Nearly 200 years after Congress agreed to accept Smithson’s bequest in 1836, the Smithsonian Institution is the world’s largest complex of museums and research centers. Each of its 21 museums and galleries share Smithson’s name and honor his request to increase and diffuse knowledge.

But an additional aspect of Smithson’s legacy is preserved at the National Museum of Natural History. In the museum’s mineral sciences collection near the gem vault sits a mineral bigger than a football that is shaped like a head of cabbage. Like the Institution it is housed in, this greenish-blue mineral owes its name to James Smithson.
Smithsonite is found in deposits from Namibia to Greece. This specimen was found in New Mexico’s Kelly Mine, which is famous for producing blue smithsonite. Jack Tamisiea, NMNH

Over the course of his life, Smithson wrote some 200 manuscripts and published 27 papers revolving around chemistry and mineralogy. One of his notable projects involved studying zinc ores, which were crucial to producing materials like brass. These ores were collectively called calamine and were thought to be composed of zinc oxides.

Smithson was one of the first researchers to systematically categorize calamine. He discovered that instead of being one mineral, calamine actually had two different chemical compositions. This meant that the zinc ores that had initially been lumped into calamine actually belonged to two distinct minerals that contain zinc–a zinc silicate (a compound of silicon and oxygen) and a zinc carbonate (a compound of carbon and oxygen).

A James Smithson medallion adorns a smithsonite specimen. Smithsonian Archives

Smithson outlined these findings in a landmark paper published in 1802. In 1832, French mineralogist François Sulpice Beudant named the zinc carbonate mineral smithsonite after Smithson, who had died three years earlier. According to Gabriela Farfan, the museum’s Coralyn W. Whitney curator of gems and minerals, this recognition was bestowed solely for Smithson’s mineralogical bonafides. “This was an honor for him, not because he founded the Smithsonian, but because he did all of this work on this mineral system.”

The Smithsonian is home to dozens of smithsonite specimens from all over the world. The smithsonite mineral near the gem vault hails from New Mexico’s Kelly Mine, a deposit famed for producing exhibit-quality slabs of bright blue smithsonite. But according to Farfan, smithsonite comes in a variety of colors including grassy greens, purplish pinks and buttery yellows. While smithsonite is naturally colorless, the inclusion of microscopic minerals and trace elements gives smithsonite crystals their hues. For example, traces of copper cause blue and green tones while manganese leaves a pinkish tint. Yellowish smithsonite with high quantities of the element cadmium is sometimes called turkey fat ore.

A green cluster of smithsonite crystals from the museum’s collection.
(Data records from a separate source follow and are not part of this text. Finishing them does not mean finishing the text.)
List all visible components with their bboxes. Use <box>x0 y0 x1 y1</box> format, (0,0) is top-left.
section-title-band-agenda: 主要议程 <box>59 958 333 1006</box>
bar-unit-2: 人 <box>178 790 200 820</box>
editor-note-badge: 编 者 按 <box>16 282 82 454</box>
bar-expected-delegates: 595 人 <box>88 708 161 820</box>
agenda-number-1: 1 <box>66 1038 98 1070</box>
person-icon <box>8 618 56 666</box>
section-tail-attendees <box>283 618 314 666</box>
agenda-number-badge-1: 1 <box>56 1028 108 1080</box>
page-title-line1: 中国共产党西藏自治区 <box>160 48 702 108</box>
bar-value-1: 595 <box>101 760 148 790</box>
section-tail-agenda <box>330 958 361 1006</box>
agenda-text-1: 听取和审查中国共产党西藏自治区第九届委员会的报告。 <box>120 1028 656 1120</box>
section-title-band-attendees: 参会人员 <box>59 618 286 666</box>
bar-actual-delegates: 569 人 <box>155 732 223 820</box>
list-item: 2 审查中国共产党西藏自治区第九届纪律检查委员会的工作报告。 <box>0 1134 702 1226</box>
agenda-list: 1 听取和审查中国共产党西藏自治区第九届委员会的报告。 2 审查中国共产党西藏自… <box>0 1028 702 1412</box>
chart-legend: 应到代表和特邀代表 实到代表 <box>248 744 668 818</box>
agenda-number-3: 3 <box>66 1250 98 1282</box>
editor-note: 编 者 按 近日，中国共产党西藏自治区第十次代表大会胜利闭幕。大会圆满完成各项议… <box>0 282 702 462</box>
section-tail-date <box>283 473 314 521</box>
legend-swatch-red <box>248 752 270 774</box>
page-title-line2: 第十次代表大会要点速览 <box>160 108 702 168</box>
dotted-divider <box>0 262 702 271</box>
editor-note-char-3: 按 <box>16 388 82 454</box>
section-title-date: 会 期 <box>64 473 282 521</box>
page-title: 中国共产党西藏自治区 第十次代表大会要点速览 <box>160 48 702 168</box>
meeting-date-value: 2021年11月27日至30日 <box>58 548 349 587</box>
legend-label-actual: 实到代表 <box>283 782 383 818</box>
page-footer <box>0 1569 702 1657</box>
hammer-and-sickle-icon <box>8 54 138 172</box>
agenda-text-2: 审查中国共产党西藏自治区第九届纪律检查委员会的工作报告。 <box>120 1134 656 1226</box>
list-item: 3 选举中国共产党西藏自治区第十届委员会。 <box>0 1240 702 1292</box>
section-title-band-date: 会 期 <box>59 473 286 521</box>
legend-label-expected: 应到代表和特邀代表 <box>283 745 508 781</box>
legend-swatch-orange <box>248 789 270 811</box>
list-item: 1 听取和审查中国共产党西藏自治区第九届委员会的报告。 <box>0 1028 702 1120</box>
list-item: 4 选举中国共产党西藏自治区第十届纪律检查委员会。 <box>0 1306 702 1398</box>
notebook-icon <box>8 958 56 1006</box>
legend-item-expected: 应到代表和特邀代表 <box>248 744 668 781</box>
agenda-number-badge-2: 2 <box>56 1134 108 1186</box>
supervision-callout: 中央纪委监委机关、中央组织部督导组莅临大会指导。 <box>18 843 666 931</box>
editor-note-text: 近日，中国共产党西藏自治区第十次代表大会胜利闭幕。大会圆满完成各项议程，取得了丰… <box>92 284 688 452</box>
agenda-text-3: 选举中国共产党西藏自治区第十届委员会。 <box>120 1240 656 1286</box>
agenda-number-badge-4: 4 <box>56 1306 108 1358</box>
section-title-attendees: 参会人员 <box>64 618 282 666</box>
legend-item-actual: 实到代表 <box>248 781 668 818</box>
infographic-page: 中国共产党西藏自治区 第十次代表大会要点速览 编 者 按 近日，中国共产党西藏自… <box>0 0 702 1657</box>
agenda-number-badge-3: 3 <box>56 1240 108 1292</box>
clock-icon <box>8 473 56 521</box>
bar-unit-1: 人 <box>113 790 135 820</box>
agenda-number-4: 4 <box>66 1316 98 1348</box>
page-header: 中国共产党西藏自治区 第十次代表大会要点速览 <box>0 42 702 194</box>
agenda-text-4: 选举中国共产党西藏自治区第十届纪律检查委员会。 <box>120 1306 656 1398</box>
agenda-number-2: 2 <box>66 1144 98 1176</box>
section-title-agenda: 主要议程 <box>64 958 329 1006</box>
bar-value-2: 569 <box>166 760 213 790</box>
Smithsonian Institution

The smithsonite specimen that now sits near the gem vault was once housed in the office of the Smithsonian’s Secretary, where it served as a symbol of the Institution’s founder. Farfan is not sure which would make Smithson more proud — having a mineral named after him or the world’s largest museum complex.

“That’s a tough question. I feel like he would really appreciate that the Smithsonian is still such a thriving institution,” Farfan said. “But as a mineralogist, I think having a mineral named after him would be the ultimate honor.”